What is liminal space?
Inspiration
This came up in a few of the career coaching webinars that I took. They were describing the “messy middle” of a career transition.
Findings
The source website listed the COVID-19 pandemic as an example of a liminal space because we were leaving our old ways of living and we didn’t yet know what the future looked like.
Liminal spaces are the thresholds between two states. As we’re not currently in a destination, we can fully relax. We’re still in transition from somewhere to somewhere. Until things are settled, calm, sorted we don’t know how they’ll turn out.
Liminal space is the uncertain transition between where you’ve been and where you’re going physically, emotionally, or metaphorically.
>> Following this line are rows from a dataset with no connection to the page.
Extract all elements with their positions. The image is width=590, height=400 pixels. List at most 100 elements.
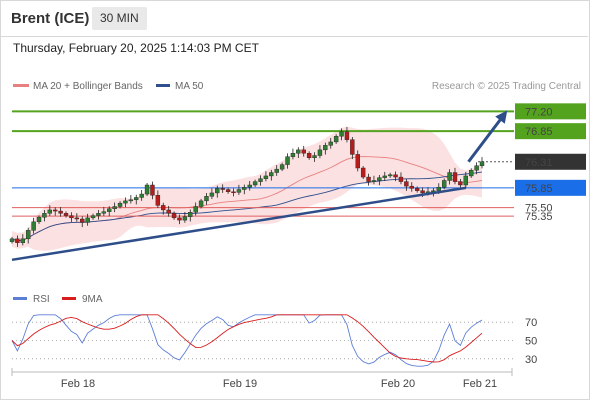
candle-body (285, 156, 290, 165)
candle-body (371, 180, 377, 182)
support-label-75-35: 75.35 (525, 211, 553, 223)
candle-body (58, 210, 63, 214)
legend-label-ma50: MA 50 (175, 81, 204, 92)
candle-body (258, 178, 263, 182)
legend-swatch-ma20 (13, 84, 29, 87)
candle-body (366, 176, 371, 182)
candle-body (26, 230, 31, 240)
legend-label-9ma: 9MA (82, 294, 103, 305)
candle-body (193, 206, 198, 213)
candle-body (398, 176, 404, 182)
candle-body (80, 218, 85, 223)
candle-body (36, 217, 42, 223)
rsi-tick-50: 50 (525, 336, 537, 348)
candle-body (236, 189, 242, 193)
candle-body (134, 197, 139, 200)
candle-body (360, 167, 366, 178)
candle-body (436, 187, 441, 191)
candle-body (155, 194, 161, 206)
candle-body (414, 188, 420, 191)
candle-body (42, 213, 47, 218)
candle-body (252, 181, 258, 186)
candle-body (306, 153, 312, 158)
candle-body (441, 180, 447, 188)
candle-body (377, 177, 382, 181)
candle-body (31, 221, 36, 231)
resistance-label-76-85: 76.85 (525, 126, 553, 138)
candle-body (90, 215, 96, 219)
candle-body (112, 206, 117, 210)
rsi-line (11, 314, 483, 367)
candle-body (53, 209, 58, 212)
candle-body (209, 192, 215, 197)
candle-body (20, 238, 26, 243)
candle-body (231, 191, 236, 194)
candle-body (479, 161, 485, 166)
candle-body (279, 164, 285, 170)
price-chart: MA 20 + Bollinger Bands MA 50 Research © 2… (9, 81, 586, 390)
candle-body (171, 213, 177, 219)
legend-label-rsi: RSI (33, 294, 50, 305)
candle-body (198, 200, 204, 207)
legend-swatch-ma50 (156, 84, 170, 87)
rsi-tick-30: 30 (525, 354, 537, 366)
rsi-tick-70: 70 (525, 317, 537, 329)
candle-body (404, 181, 409, 187)
candle-body (409, 185, 414, 189)
candle-body (96, 213, 101, 216)
candle-body (123, 200, 128, 204)
x-tick-label: Feb 20 (381, 378, 415, 390)
candle-body (177, 217, 182, 221)
candle-body (458, 181, 463, 186)
candle-body (393, 174, 398, 178)
candle-body (85, 217, 90, 223)
x-tick-label: Feb 21 (463, 378, 497, 390)
candle-body (323, 145, 328, 151)
candle-body (333, 136, 339, 143)
candle-body (274, 168, 279, 173)
candle-body (301, 149, 306, 154)
candle-body (452, 172, 458, 182)
legend-label-ma20: MA 20 + Bollinger Bands (33, 81, 143, 92)
x-tick-label: Feb 19 (223, 378, 257, 390)
candle-body (69, 215, 74, 219)
candle-body (188, 211, 193, 217)
candle-body (47, 209, 53, 214)
legend-swatch-rsi (13, 297, 27, 300)
source-credit: Research © 2025 Trading Central (432, 81, 581, 92)
rsi-ma-line (11, 314, 483, 363)
candle-body (117, 202, 123, 207)
candle-body (269, 172, 274, 177)
resistance-label-77-20: 77.20 (525, 106, 553, 118)
candle-body (139, 193, 144, 198)
candle-body (242, 187, 247, 190)
candle-body (317, 149, 323, 156)
candle-body (215, 188, 220, 194)
candle-body (350, 139, 355, 155)
candle-body (9, 238, 15, 242)
candle-body (344, 131, 350, 140)
x-tick-label: Feb 18 (61, 378, 95, 390)
candle-body (387, 174, 393, 177)
candle-body (63, 213, 69, 216)
candle-body (290, 153, 296, 157)
candle-body (463, 175, 468, 186)
candle-body (474, 165, 479, 171)
forecast-arrow-shaft (467, 114, 505, 163)
candle-body (247, 184, 252, 188)
pivot-label-75-85: 75.85 (525, 183, 553, 195)
candle-body (182, 216, 188, 221)
candle-body (420, 190, 425, 194)
candle-body (296, 149, 301, 154)
candle-body (312, 155, 317, 159)
candle-body (263, 175, 269, 179)
candle-body (225, 189, 231, 193)
candle-body (328, 141, 333, 146)
candle-body (339, 131, 344, 137)
candle-body (447, 172, 452, 181)
candle-body (355, 154, 360, 169)
candle-body (107, 208, 112, 212)
candle-body (144, 184, 150, 195)
candle-body (166, 209, 171, 214)
candle-body (161, 205, 166, 211)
To be in a liminal space means to be on the precipice of something new but not quite there yet.
Examples of physical liminal spaces
- Airports
- Hallways
- Doorways
- Trains
- Airplanes
- Bridges
Examples of emotional liminal spaces
- Divorce
- Moving
- Death of a loved one
- Graduations
- Illness
Source: Very Well mind
Etymology
From the Latin limen for “threshold.”
- Psychology. of, relating to, or situated at the limen, the threshold at which a stimulus begins to produce an effect
- of or relating to a transitional or intermediate state, stage, or period
Comments
- 2024-05-20
- I wonder if being high from a psychedelic can be considered a liminal space? You’ve left your known mental state for a trip of a somewhat unknown duration and you won’t know what the outcome will be. There’s uncertainly there, and that can cause fear and anxiety.
- The source website suggests embracing the current state of being in a liminal space because you can’t change it, but you must accept that it’s where you are now.